Evet, bu Hükûmet iş cinayetlerini de örtbas etmeye çalıyor. Bunun en somut örneğini Siirt'in Şirvan ilçesinin Maden köyünde on iki gündür yaşıyoruz. 17 Kasımda gerçekleşen iş cinayetinde 16 tane canımızı kaybettik ve 16 canın 12'sini... Kardeşini, kuzenini, yeğenini ve dayısını kaybedenler ve o cinayetten sağ kurtulanlar on iki gündür çalışarak onları kurtarmaya çalışıyor. Biz buradan bir kez daha ailelerimize başsağlığı diliyoruz.

Bu iş cinayeti açık açık işlenen bir cinayettir. Bu şirket 2011'de Maraş Elbistan'da aynı cinayeti işledi. 9 kişi dört yıldır hâlen göçük altındadır ve o iş merkezi, o çalıştırdıkları ocak onlara mezar hâline getirildi ve Şirvan'ın Maden köyünde aylardır işçiler "İş güvenliğimiz yok, bu ocakta tehlike var, çatlamalar var, palyalarda şişmeler var, biz burada çalışamayız." dedikleri hâlde şirket yetkililerinin söylediği "Ya burada çalışırsınız ya çıkışınızı verirsiniz, burada çalışacak çoktur." Orada çalışanlar Kürt olunca, orada çalışanlar emekçi ve yoksul olunca ölmeye razı edileceksiniz diyen bir iş anlayışı ve bir Hükûmet anlayışıyla karşı karşıyayız.

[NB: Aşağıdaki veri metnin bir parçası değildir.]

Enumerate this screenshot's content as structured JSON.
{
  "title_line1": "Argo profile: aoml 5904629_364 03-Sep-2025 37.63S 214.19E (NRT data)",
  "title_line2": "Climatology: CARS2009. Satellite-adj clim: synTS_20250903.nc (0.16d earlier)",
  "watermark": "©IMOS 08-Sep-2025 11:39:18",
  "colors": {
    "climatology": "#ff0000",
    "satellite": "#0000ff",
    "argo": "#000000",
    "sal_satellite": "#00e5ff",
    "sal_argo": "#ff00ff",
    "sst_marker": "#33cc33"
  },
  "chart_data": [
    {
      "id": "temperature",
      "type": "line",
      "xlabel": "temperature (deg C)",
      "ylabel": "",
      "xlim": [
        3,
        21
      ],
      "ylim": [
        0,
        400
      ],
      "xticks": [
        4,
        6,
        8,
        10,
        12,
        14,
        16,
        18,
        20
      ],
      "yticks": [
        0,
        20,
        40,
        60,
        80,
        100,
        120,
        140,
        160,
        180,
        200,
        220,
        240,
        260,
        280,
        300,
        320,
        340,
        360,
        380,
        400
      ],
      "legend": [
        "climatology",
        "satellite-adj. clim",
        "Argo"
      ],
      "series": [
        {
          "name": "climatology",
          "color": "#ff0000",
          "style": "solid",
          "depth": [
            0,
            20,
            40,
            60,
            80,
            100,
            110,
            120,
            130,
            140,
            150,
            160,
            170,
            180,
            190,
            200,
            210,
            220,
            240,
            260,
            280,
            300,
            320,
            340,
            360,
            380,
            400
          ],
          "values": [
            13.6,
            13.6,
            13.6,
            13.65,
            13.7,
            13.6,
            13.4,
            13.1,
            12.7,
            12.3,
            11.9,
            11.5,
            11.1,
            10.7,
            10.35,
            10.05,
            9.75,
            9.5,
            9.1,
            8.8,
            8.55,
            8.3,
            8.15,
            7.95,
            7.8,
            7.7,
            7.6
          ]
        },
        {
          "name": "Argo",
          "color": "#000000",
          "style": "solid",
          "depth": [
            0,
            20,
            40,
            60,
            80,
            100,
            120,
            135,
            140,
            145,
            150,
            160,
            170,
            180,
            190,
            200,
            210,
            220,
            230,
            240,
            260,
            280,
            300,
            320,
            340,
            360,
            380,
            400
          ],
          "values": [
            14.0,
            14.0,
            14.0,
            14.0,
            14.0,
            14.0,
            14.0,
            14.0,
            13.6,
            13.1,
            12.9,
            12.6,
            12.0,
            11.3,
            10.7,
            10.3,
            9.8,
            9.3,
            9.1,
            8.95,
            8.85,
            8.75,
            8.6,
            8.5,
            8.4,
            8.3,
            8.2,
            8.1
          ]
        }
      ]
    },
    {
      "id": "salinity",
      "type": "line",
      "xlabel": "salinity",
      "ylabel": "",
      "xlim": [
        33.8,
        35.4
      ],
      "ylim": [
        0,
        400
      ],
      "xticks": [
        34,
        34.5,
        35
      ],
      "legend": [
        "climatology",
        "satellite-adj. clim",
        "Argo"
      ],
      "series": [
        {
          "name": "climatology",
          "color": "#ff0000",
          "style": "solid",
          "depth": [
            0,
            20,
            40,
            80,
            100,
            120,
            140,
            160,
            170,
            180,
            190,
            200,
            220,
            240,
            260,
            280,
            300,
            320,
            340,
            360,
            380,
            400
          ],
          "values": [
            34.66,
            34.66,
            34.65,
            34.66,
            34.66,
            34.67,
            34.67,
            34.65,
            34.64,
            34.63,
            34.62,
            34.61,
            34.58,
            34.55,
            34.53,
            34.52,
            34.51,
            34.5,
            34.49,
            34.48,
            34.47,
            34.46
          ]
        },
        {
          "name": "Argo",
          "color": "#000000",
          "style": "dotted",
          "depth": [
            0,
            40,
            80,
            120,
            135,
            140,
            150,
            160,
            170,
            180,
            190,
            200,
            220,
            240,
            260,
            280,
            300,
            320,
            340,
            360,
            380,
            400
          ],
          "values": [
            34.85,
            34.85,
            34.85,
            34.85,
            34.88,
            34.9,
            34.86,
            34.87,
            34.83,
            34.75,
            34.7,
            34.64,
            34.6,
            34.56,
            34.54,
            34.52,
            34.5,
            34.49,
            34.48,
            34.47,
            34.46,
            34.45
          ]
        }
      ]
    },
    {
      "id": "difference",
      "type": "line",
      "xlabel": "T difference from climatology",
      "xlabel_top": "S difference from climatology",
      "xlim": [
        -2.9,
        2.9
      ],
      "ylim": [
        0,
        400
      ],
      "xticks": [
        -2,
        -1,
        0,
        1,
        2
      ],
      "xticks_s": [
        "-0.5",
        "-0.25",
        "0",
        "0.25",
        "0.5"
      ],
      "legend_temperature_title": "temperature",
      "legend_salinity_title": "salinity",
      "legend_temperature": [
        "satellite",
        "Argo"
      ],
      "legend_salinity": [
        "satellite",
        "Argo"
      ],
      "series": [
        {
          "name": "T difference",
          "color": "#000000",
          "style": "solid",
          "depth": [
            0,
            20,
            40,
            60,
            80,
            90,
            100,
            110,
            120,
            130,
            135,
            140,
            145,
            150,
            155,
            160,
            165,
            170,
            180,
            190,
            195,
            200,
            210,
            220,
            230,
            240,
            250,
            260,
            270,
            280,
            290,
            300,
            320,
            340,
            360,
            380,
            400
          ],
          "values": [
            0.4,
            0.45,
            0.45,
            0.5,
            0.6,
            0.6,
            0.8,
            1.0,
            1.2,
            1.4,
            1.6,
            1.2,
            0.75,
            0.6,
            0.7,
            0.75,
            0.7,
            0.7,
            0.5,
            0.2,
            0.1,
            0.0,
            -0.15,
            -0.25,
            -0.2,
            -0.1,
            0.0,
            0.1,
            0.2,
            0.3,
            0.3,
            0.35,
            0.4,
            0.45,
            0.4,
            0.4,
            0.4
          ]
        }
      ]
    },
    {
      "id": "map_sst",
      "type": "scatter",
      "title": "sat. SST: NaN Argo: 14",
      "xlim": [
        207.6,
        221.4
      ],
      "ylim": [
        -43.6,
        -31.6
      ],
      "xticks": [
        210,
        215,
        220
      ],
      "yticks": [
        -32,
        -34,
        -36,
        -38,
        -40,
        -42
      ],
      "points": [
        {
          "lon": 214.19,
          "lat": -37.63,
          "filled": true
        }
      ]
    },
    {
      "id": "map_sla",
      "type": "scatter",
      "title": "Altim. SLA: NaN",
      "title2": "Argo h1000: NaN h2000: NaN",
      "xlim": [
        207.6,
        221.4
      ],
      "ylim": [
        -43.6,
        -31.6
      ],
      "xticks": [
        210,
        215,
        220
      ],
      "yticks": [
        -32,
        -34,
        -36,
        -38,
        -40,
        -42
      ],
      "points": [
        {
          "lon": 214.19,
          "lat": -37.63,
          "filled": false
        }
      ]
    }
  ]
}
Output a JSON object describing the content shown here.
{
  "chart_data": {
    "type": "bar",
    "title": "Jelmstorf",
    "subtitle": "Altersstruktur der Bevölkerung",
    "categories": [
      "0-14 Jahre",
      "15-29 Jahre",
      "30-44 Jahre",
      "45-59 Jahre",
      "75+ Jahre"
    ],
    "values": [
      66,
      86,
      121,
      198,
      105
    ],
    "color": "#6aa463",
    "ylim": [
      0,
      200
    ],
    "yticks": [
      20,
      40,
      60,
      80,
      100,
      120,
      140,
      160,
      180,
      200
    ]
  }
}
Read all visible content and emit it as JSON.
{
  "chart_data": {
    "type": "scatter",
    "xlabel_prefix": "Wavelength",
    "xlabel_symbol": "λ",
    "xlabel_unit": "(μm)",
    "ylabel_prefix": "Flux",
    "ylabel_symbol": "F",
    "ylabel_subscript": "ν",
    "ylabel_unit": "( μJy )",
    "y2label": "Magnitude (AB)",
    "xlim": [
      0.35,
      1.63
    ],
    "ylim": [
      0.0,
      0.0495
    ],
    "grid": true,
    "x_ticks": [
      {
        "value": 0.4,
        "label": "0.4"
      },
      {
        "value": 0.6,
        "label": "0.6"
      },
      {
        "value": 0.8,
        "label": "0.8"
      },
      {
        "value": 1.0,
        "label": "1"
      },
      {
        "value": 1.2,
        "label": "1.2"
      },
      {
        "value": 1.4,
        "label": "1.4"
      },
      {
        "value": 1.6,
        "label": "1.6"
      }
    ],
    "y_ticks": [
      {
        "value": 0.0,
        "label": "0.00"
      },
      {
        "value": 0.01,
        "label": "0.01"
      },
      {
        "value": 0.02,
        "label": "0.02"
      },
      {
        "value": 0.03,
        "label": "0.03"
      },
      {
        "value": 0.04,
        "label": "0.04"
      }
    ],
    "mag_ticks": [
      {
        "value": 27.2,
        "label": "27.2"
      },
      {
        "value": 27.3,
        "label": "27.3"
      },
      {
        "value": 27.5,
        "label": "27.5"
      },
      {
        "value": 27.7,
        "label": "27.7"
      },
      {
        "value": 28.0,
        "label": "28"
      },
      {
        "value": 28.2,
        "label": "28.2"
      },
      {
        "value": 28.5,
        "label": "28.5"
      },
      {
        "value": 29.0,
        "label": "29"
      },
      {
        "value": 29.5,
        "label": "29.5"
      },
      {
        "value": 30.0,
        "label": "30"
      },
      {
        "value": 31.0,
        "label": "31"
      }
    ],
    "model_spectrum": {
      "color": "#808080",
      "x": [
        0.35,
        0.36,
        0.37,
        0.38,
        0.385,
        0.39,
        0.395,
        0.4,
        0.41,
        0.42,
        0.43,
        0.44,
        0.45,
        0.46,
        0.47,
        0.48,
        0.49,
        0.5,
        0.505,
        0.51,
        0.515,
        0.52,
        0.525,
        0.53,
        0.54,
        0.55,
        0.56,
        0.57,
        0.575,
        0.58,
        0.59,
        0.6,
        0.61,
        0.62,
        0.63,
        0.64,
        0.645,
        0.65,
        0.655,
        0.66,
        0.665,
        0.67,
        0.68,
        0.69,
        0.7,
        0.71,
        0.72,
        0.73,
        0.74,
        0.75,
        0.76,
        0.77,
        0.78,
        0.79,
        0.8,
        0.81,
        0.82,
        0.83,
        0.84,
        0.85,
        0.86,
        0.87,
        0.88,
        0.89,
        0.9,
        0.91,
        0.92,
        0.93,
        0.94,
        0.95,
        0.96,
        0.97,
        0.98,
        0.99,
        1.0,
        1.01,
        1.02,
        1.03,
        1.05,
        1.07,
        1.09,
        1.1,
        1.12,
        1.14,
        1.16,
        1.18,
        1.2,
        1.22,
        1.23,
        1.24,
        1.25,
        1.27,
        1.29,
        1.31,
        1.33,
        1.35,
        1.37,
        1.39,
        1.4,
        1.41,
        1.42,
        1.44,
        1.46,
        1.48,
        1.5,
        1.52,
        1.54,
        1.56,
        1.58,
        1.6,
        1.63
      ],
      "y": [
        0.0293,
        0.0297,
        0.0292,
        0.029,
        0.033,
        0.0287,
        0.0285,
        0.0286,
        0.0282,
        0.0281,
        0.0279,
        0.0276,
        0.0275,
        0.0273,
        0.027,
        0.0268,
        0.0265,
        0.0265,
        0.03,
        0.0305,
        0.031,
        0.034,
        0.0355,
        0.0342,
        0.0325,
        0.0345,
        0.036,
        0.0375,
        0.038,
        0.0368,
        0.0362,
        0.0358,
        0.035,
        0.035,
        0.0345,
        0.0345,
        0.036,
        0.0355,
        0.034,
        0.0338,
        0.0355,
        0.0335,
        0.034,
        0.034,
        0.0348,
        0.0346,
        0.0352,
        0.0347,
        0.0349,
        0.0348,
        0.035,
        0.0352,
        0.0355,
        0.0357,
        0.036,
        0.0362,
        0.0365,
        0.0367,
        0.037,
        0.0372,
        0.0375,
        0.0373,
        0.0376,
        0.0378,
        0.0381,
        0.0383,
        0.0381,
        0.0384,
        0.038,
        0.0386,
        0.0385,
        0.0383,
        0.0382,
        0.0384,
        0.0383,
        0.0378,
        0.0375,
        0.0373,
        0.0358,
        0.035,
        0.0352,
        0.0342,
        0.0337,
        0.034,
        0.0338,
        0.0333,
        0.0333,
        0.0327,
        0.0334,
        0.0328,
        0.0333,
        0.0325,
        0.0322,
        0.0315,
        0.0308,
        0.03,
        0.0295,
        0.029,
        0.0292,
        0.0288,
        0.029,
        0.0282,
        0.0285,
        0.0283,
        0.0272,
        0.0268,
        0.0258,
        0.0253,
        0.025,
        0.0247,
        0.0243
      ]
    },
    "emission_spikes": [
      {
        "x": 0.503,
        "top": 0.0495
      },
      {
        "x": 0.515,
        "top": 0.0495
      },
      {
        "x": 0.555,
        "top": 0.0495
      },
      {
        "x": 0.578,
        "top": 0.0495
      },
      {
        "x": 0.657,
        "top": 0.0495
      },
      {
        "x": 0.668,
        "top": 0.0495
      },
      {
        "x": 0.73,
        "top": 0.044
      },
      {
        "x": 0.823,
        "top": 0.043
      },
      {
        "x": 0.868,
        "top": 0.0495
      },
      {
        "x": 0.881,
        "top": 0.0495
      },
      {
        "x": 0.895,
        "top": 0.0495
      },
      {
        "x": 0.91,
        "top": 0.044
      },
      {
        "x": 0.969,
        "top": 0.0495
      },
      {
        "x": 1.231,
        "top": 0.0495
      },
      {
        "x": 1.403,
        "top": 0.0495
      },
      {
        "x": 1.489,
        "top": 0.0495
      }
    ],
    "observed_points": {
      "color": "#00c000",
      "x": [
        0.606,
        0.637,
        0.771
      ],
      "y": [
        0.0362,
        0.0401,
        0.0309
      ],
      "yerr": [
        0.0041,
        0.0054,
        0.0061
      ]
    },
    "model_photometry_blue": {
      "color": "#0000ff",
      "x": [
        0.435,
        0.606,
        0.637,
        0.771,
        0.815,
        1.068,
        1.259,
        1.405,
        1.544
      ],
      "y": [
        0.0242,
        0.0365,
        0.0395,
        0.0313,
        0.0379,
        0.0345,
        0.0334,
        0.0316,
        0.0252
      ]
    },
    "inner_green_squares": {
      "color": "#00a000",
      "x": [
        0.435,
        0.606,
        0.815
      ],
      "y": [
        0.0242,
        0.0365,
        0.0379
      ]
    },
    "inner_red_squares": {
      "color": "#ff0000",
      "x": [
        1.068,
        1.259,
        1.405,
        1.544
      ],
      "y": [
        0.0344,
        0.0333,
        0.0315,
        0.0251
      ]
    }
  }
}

Darbeyi Allah'ın lütfu göreceksiniz, bu göz göre göre gelen cinayeti de "Allah'ın takdiridir, bir şey yapamayız." diyerek Hükûmet olarak açıklayacaksınız. Bu, iş cinayetlerine ortak olmaktır. Bu, oradaki ranta ortak olmaktır.

Siz ailenin taziyesine gitmek için iki gündür kurulan taziye evine gidip "Bakanımız geliyor, taziye evini köpekle aramak istiyoruz." diyeceksiniz, taziyeye, acısını yaşayan aileye saygısızlık yapacaksınız, taziye evinden korkacaksınız, köpekle gidip bomba araması yapacaksınız. Sizin iktidar anlayışınız, sizin siyaset anlayışınız, insanlara değer anlayışınız budur. Biz bunun üzerinde duracağız. Nereye kadar giderse gitsin bunun hesabını, bu cinayeti işleyen, bu cinayete sessiz kalan...

Bizi denetlediğiniz kadar bu cinayet makinelerini bu Hükûmet olarak denetleseniz... Bugün korsanvari kanun hükmünde kararnamelerle eğitimde de, yaşamda da, kadın mücadelesi, kadın özgürlüğünde de despotik diktatörlüğü meşrulaştıran yasalar Parlamentoya getirmek istiyorsunuz.